Ну вот, поздравляю. Первый семейный выговор. Замечательно.

— Мама твоя полностью права, а ты — нет. Ты мне очень нужна, я просто не хотел тебя загружать всем этим. Понимаешь?

— Да. — Наступает неловкая пауза. — А правильно ты меня не взял с собой тогда.

— Я знаю.

Она кивает, и дальше мы идем молча. Да и говорить-то, собственно, не о чем. Я затеваю революцию, а Уклус… Даже не знаю, что для меня сейчас Уклус. Или кто? Голова начинает медленно наполняться чем-то липким. Мозги ворочаются с большим трудом. Кажется, я не очень готов к тому, что свалилось мне на плечи. Хотя к чему тут готовиться? Все идет по накатанному сценарию, и мне, похоже, не придется предпринимать никаких титанических усилий, чтобы этот сценарий докатился до своего логического завершения. Впрочем, все размышления на эту тему надо оставить на потом: сейчас я скорбящий командир.

Центральное городское кладбище находится возле самого собора, возвышающегося над старыми кварталами Городка. Здание Администрации отсюда прекрасно видно, так что Пилус будет лежать практически возле того самого места, где в него вогнали пулю. Вот такая странная ирония судьбы.
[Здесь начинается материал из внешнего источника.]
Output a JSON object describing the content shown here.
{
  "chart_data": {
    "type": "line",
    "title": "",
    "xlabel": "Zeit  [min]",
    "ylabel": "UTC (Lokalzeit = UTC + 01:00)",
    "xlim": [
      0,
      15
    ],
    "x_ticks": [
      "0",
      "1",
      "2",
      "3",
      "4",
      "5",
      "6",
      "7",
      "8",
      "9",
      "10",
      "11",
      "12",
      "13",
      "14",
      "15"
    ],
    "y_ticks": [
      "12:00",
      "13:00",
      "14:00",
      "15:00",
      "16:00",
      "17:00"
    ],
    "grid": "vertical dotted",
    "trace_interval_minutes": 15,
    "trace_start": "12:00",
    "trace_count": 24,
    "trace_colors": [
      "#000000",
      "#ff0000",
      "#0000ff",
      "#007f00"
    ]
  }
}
Обычно жителей Городка здесь уже давно не хоронят: кладбище очень старое, и места на нем в общем-то и не осталось, но для Пилуса сделали исключение. Еще бы! Вину-то заглаживать надо. Вот и заглаживают. Интересно, кому будет легче от того, что гнить Пилус будет не за городом, в сырой глине, а в самом центре и в песке? Хотя легче нам: ближе идти, если решим проведать. Что значит «если»? Конечно же, решим! И не единожды. Вот и первый покойничек, которого на тот свет спровадили мои дурацкие идеи… А почему, собственно, мои? Тут скорее старому козлу Альтусу «благодарность» выносить надо. И мне тоже. Нечего было у него на поводу идти! И тогда, и сейчас. Странное дело: сколько лет прошло, а мы все еще выполняем его план. Сначала сами были дураками, идущими как бараны на бойню. Теперь вот детей подставляем… Что значит подставляем? Опять морально-нравственные искания? Ну уж хватит! Мне тривиально хочется выжить. И остальным нашим, надо полагать, тоже. Вот мы и затеяли все это. Тут даже не умысел, а рефлексы — крыса, если ее загнать в угол, идет в атаку и на значительно превосходящего ее противника. Причем нередко выигрывает. Не хрен было загонять меня в угол! Глядишь, все бы было вполне пристойно.

Процессия сворачивает к кладбищенским воротам. Уже почти стемнело, и мне поневоле становится жутковато. На старом кладбище, о котором в Городке ходят самые мрачные легенды, ночью находиться очень не хочется. Я понимаю, что все эти сказки не более чем игра воображения обывателей, но по спине пробегает неприятный холодок: ведь мы идем хоронить человека, который погиб из-за нас. Даже — из-за меня. Я ведь… Хватит! Собраться и изображать из себя скорбящего командира, готового отомстить за смерть боевого товарища. Отомстить… За смерть скольких еще мальчишек мне предстоит мстить? Не дороговато ли мы платим?